Pathol Res Pract. 2014 Jul;210(7):459-62
Authors: Botros N, Yan SR, Wanless IR
Malakoplakia is an unusual chronic inflammatory condition characterized by the presence of Michaelis-Gutmann bodies. Patients with malakoplakia often have an immunodeficiency state. It is believed that malakoplakia results from a defective macrophage response to phagocytosed bacteria. Malakoplakia most commonly affects the genitourinary tract. Cases confined to the liver are rare, with only five cases described in the literature. We report two cases of malakoplakia of liver; both were incidental autopsy findings. The first case involves a 53-year-old man with systemic lupus erythematosus and chronic refractory pancytopenia who presented with febrile neutropenia.

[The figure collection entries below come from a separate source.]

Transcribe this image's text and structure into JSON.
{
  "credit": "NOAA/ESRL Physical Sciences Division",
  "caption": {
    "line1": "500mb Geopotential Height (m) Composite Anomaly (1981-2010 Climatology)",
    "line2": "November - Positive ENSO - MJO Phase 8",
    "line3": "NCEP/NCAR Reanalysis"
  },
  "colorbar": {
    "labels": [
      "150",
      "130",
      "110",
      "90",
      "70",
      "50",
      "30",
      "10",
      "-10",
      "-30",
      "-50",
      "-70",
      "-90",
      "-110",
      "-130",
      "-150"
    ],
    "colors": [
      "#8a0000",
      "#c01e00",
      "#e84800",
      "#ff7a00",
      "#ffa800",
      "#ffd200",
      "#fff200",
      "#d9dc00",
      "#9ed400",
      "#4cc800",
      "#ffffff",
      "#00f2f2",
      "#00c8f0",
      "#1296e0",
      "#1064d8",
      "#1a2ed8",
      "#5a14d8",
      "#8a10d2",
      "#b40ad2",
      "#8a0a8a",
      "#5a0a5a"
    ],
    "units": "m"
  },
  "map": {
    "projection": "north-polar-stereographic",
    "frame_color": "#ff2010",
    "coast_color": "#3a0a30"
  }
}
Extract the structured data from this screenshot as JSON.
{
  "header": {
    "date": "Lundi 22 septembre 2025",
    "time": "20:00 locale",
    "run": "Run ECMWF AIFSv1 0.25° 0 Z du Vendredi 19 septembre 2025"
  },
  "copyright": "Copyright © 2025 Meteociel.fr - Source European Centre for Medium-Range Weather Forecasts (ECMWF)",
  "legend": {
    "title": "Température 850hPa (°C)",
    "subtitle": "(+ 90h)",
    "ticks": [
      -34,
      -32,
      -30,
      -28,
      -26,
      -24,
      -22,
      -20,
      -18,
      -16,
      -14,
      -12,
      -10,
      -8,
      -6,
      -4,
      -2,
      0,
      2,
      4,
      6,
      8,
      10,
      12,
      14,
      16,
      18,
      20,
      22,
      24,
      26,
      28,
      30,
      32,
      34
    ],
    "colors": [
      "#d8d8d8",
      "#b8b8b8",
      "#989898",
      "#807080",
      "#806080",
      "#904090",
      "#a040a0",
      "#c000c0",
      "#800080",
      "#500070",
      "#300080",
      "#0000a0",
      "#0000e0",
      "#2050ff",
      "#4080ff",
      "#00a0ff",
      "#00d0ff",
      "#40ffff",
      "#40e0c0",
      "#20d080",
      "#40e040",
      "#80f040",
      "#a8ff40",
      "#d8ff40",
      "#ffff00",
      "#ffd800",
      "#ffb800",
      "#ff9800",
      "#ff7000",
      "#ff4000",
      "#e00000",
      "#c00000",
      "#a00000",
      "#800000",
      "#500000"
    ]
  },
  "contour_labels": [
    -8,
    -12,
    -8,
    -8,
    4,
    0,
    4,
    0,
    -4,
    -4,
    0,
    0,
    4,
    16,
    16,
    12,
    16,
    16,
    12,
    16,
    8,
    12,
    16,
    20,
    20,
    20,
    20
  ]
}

His blood culture was positive for Stenotrophomonas maltophilia and Enterococcus faecium, and he subsequently developed invasive pulmonary aspergillosis. The second case involves a 60-year-old man who presented with a mass in periorbital tissue which, on biopsy, showed inflammation and Treponema-like spirochetes. He died unexpectedly at home. Autopsy revealed adrenal gland chronic inflammation and abscess. Both cases had grossly normal livers with microscopic findings of calcified targetoid structures consistent with Michaelis-Gutmann bodies. In these cases, malakoplakia was an incidental finding confined to liver. Although asymptomatic in these cases, diagnosis in the liver may be useful to initiate a search for hepatic or non-hepatic infections.